The following text is an excerpt from Shareholder Cities: Land Transformations Along Urban Corridors in India, by Sai Balaikrishnan, Assistant Professor of Urban Planning, Harvard University Graduate School of Design. This publication is the latest title in the Penn Press/Penn IUR City in the 21st Century series. Copyright © 2019 University of Pennsylvania Press. Excerpted with permission of the University of Pennsylvania Press.
In 2001, the newly liberalized Indian state launched one of the most ambitious development programs the country has ever seen, comparable in scale only to the massive railway-building enterprises of colonial India: economic corridors. To fill in the “infrastructure gap,” the Central Government started the construction of the Golden Quadrilateral highway-building program to connect the four major cities of Delhi, Mumbai, Chennai, and Kolkata. World Bank studies estimate that these upgraded highways will translate into significant annual savings, because faster travel times will translate into lower freight costs and economic gain. Some of these highways were also designated as economic corridors: a bundled spine of high-speed roads and internet, water, and power networks, along which will develop new globally competitive industrial nodes and “smart cities.”

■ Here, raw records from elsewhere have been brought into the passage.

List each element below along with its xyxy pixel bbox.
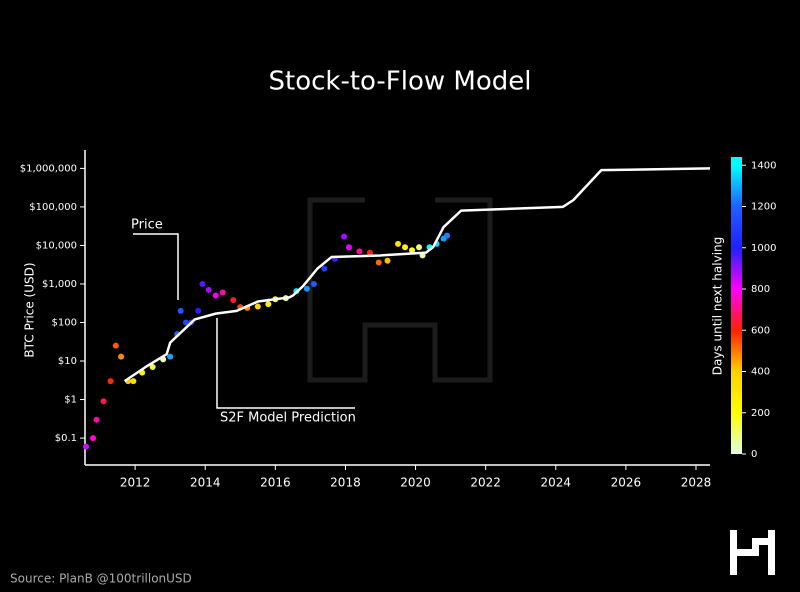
colorbar-tick-label: 1400	[751, 160, 776, 171]
price-point	[303, 285, 310, 292]
price-point	[321, 265, 328, 272]
y-tick-label: $100,000	[29, 202, 77, 213]
source: Source: PlanB @100trillonUSD	[10, 572, 192, 586]
price-point	[416, 244, 423, 251]
price-point	[265, 301, 272, 308]
price-point	[182, 319, 189, 326]
s2f-annotation: S2F Model Prediction	[220, 411, 356, 426]
price-callout	[133, 233, 179, 300]
colorbar-tick-label: 1200	[751, 202, 776, 213]
price-point	[205, 286, 212, 293]
price-point	[310, 280, 317, 287]
colorbar-tick-label: 200	[751, 408, 770, 419]
y-tick-label: $100	[52, 317, 77, 328]
price-point	[356, 248, 363, 255]
x-tick-label: 2024	[540, 476, 571, 490]
y-tick-label: $1,000	[42, 279, 77, 290]
price-point	[366, 249, 373, 256]
colorbar-tick-label: 400	[751, 367, 770, 378]
price-point	[100, 398, 107, 405]
x-tick-label: 2020	[400, 476, 431, 490]
x-tick-label: 2016	[260, 476, 291, 490]
colorbar-tick-label: 1000	[751, 243, 776, 254]
price-point	[195, 307, 202, 314]
price-point	[212, 292, 219, 299]
y-tick-label: $10	[58, 356, 77, 367]
y-tick-label: $10,000	[36, 240, 77, 251]
price-point	[130, 378, 137, 385]
x-tick-label: 2022	[470, 476, 501, 490]
price-point	[230, 297, 237, 304]
price-point	[219, 289, 226, 296]
price-point	[107, 378, 114, 385]
colorbar-tick-label: 600	[751, 325, 770, 336]
price-annotation: Price	[131, 218, 163, 233]
colorbar-tick-label: 800	[751, 284, 770, 295]
price-point	[177, 307, 184, 314]
x-tick-label: 2018	[330, 476, 361, 490]
x-tick-label: 2026	[611, 476, 642, 490]
price-point	[112, 342, 119, 349]
price-point	[254, 303, 261, 310]
price-point	[384, 257, 391, 264]
chart-title: Stock-to-Flow Model	[269, 67, 532, 97]
colorbar-tick-label: 0	[751, 449, 757, 460]
x-tick-label: 2014	[190, 476, 221, 490]
x-tick-label: 2028	[681, 476, 712, 490]
logo	[730, 530, 775, 575]
price-point	[375, 259, 382, 266]
price-point	[345, 244, 352, 251]
price-point	[402, 244, 409, 251]
y-axis-label: BTC Price (USD)	[23, 262, 37, 357]
y-tick-label: $0.1	[55, 433, 77, 444]
watermark	[307, 197, 493, 383]
s2f-callout	[216, 318, 355, 409]
price-point	[341, 233, 348, 240]
x-tick-label: 2012	[120, 476, 151, 490]
price-point	[118, 353, 125, 360]
price-point	[149, 363, 156, 370]
price-point	[199, 280, 206, 287]
y-tick-label: $1	[64, 395, 77, 406]
price-point	[409, 247, 416, 254]
price-point	[83, 443, 90, 450]
model-line	[123, 167, 711, 383]
price-point	[167, 353, 174, 360]
price-point	[444, 232, 451, 239]
price-point	[90, 435, 97, 442]
colorbar	[731, 157, 742, 454]
price-point	[395, 240, 402, 247]
price-point	[93, 416, 100, 423]
colorbar-label: Days until next halving	[711, 237, 725, 376]
y-tick-label: $1,000,000	[20, 163, 77, 174]
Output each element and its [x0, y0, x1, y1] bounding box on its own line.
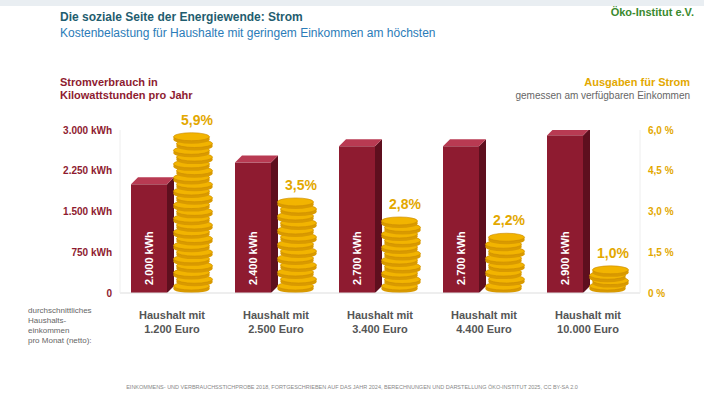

… The economic corridors offer new empirical and analytical entryways into a political economy of land that cuts across the urban-rural divide…. [S]ome of India’s most decisive conflicts over its urban future will unfold along the new economic corridors, where the electorally strong, agrarian propertied classes are coming into direct contact with financially powerful urban firms. By moving the narrative of urbanization out of cities into the economic-corridor regions, new protagonists come into view. One that has hitherto been eclipsed in the analyses of urban real-estate markets is this agrarian propertied class. Much of the scholarship on urban real-estate markets, derived as it is from the experiences of western cities, focuses on the urban fractions of capital, such as developers and mortgage companies. How does the entry of agrarian elites into real estate force us to rethink conventional theories on urban property relations? More broadly, what new narratives of urbanization arise when older histories of agrarian capitalism and caste/class formation collide, collude, and recombine with the new economic corridors and corridor cities? ...
When the promoters of the new corridor cities transform landowners into shareholders, they are creating a new form of local government, which I call the “shareholder city.” I use the term “city” to emphasize the governance aspects of these jurisdictions. The corridor region resembles what Henri Lefebvre in the mid-twentieth century called an “urban society” and what Neil Brenner and Christian Schmid more recently called “planetary urbanization” that renders inadequate city-village distinctions. In the context of this book, the term “city” remains relevant, as the “city” in “shareholder cities” signifies the legal status of the jurisdiction that links territory-authority-polity in a social contract: the boundary of the city defines a territory; laws, such as the decentralization law, grant a public authority the power to make and enforce rules for governing this territory; and the boundary also delineates the polity that has the power to hold the authority accountable for its actions.
… [N]ew shareholder cities … attempt to restructure the local state in such a way as to redraw the public/private boundaries of these new jurisdictions. In his brilliant defense of the public sphere, Paul Starr reminds us that privatization is not merely aimed at shifting assets and services to the private sphere; instead, it constitutes a “reordering of claims in a society”: “The terms public and private sum up a whole structure of rules and expectations about the proper conduct and limits of the state. To say some activity is public is to invoke claims of public purpose, public accountability, and public disclosure. To say something is private is to claim protection from state officials and other citizens. The theory of property rights sees privatization as a reassignment of claims to the control and use of assets, but it misses the special claims of the public sphere in a democratic society—claims for greater disclosure of information...[and] for rights of participation and discussion.”
In the shareholder cities, the “rights of participation and discussion” are premised on landownership. These propertied norms threaten to undermine the democratic ideal of one-person/one-vote. The shareholder cities are changing not only the public/private boundaries of the city but also who has claims on the city. At stake here is the notion of the democratic city, where, irrespective of their position in society, all individuals have equal claim-making power on the public authority that governs the city. The shareholder model of compensating landowners with shares in the new real-estate development is, instead, a variant of land readjustment or land pooling, which is gaining popularity as a mode of resolving land conflicts in other parts of India. In land readjustment, instead of shares, smaller but serviced and higher-priced plots of land are returned to the landowners. Though focusing on the price of land may be the most expedient way of gaining consent from the middle peasantry, what gets eclipsed in these negotiations are the bigger distributional questions about the reallocation of land and land-based social power among new users.